LA MUSIQUE ET LA DANSE
Omniprésente, la musique antillaise est née du métissage des cultures et reflète bien les origines africaines et européennes : d’une part, les chants des travailleurs accompagnés de tambours qui appartiennent au Gwo Ka dont l’apport majeur est africain et d’autre part, les biguines, influencées par les quadrilles européens qui représentent les musiques orchestrées. Le quadrille a permis d’intégrer aux sociétés musicales de Guadeloupe des sonorités nouvelles telles le violon ou le traditionnel accordéon. Plus tard, dans les années 80, leur fusion donnera naissance au « Zouk » avec l’arrivée du groupe Kassav. Les paroles sont chantées en créole, les tambours marquent le rythme et le tempo émane de la biguine. Le Gwo Ka, le plus populaire, est caractérisé par des tambours et s’accompagne de sept rythmes : le Léwoz, le Toumblak, la Grage, le Kaladja, le Woulé, le Mindé et le Padjanbel.

LES FÊTES
Les Guadeloupéens célèbrent avec éclat un grand nombre de fêtes. Les fêtes patronales des communes, la fête des cuisinières, les fêtes traditionnelles, sont autant d’occasions offertes aux visiteurs pour apprécier la vitalité culturelle des îles. Cette force culturelle et artistique nourrie par un riche patrimoine fait des Îles de Guadeloupe une destination appréciée où le spectacle vivant s’expose à Pointe-à-Pitre (Centre des Arts), à Basse-Terre (Scène Nationale Artchipel) et dans bien d’autres communes de l’archipel. La Fête des cuisinières, autour du 10 août, le samedi le plus proche de la Saint-Laurent, rassemble des cuisinières venues des quatre coins de l’île, coiffées de madras et portant la robe traditionnelle. Elles viennent faire bénir des paniers et des plats cuisinés à la basilique Saint-Pierre-et-Saint-Paul. La messe est ensuite suivie d’un défilé et d’un grand banquet. Les coutumes et les traditions font la beauté et la force de l’âme guadeloupéenne. Les pittoresques fêtes des communes, les « chanté Nwèl » chaleureux et fervents, les rues enflammées par un carnaval haut en couleurs sont les manifestations d’une culture enracinée dans sa terre et son histoire singulière. Sans oublier le tour de voile traditionnel, les combats de coqs, et bien sûr le tour cycliste international qui demeure l’une des manifestations la plus populaire de l’archipel.

LA TOUSSAINT
Si en Métropole la Toussaint est morose, dans les Îles de Guadeloupe l’ambiance est à la fois au recueillement et à la fête. C’est l’un des évènements les plus importants pour les habitants, qui à la nuit tombée couvrent littéralement les sépultures de nombreuses bougies.

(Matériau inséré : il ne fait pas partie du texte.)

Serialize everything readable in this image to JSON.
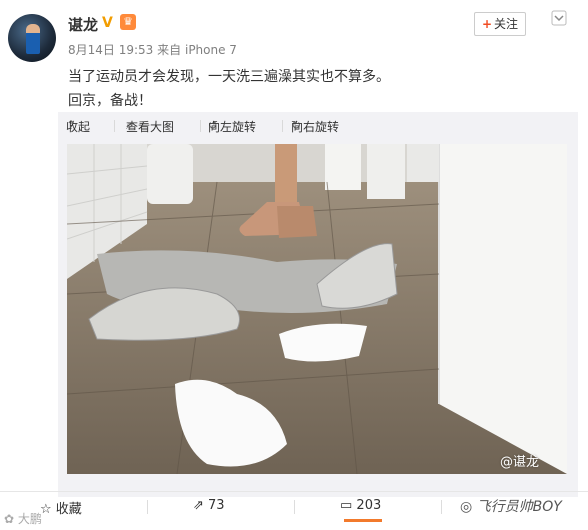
{
  "post": {
    "author": "谌龙",
    "verified_badge": "V",
    "member_icon": "crown-icon",
    "date": "8月14日 19:53",
    "source_prefix": "来自",
    "source": "iPhone 7",
    "follow_label": "关注",
    "text_line1": "当了运动员才会发现，一天洗三遍澡其实也不算多。",
    "text_line2": "回京，备战！"
  },
  "toolbar": {
    "collapse": "收起",
    "view_large": "查看大图",
    "rotate_left": "向左旋转",
    "rotate_right": "向右旋转"
  },
  "image": {
    "watermark": "@谌龙"
  },
  "footer": {
    "favorite": "收藏",
    "repost_count": "73",
    "comment_count": "203",
    "like_label": "",
    "accent_color": "#f27a2c"
  },
  "overlay": {
    "bottom_left_watermark": "",
    "bottom_right_watermark": "飞行员帅BOY"
  }
}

LA LITTÉRATURE, DES FEMMES ET DES LETTRES
Les chroniqueurs et leurs récits de voyages furent longtemps les seuls témoignages sur les îles nouvellement colonisées, à l’image de Jean-Baptiste du Tertre (L’Histoire générale des Antilles habitées par les Français, 1640). La littérature du XIXème siècle est dominée par la nostalgie des colons pour un monde disparu, comme Poirié Saint-Aurèle, Rosemond de Beauvallon et Saint-John Perse. C’est seulement à partir des années 1930 que naît une littérature antillaise, tour à tour issue de la négritude, de l’antillanité et de la créolité, comme en témoigne Aimé Césaire, Léopold Sédar Senghor (Balles d’Or en 1961) et Damas. Les Îles de Guadeloupe brillent par la présence de femmes écrivains qui vont mettre au jour une condition féminine occultée. Les plus connues sont sans nul doute Maryse Condé qui écrivit la célèbre saga Segou ou encore Simone Schwartz-Bart.

LA MÉMOIRE DES ÎLES DE GUADELOUPE
Les vielles pierres portent en elles l’histoire et la mémoire de ces Îles. Musées, fortifications, ruines, maisons classées ou collections archéologiques sont les témoins du passé captivant de l’archipel.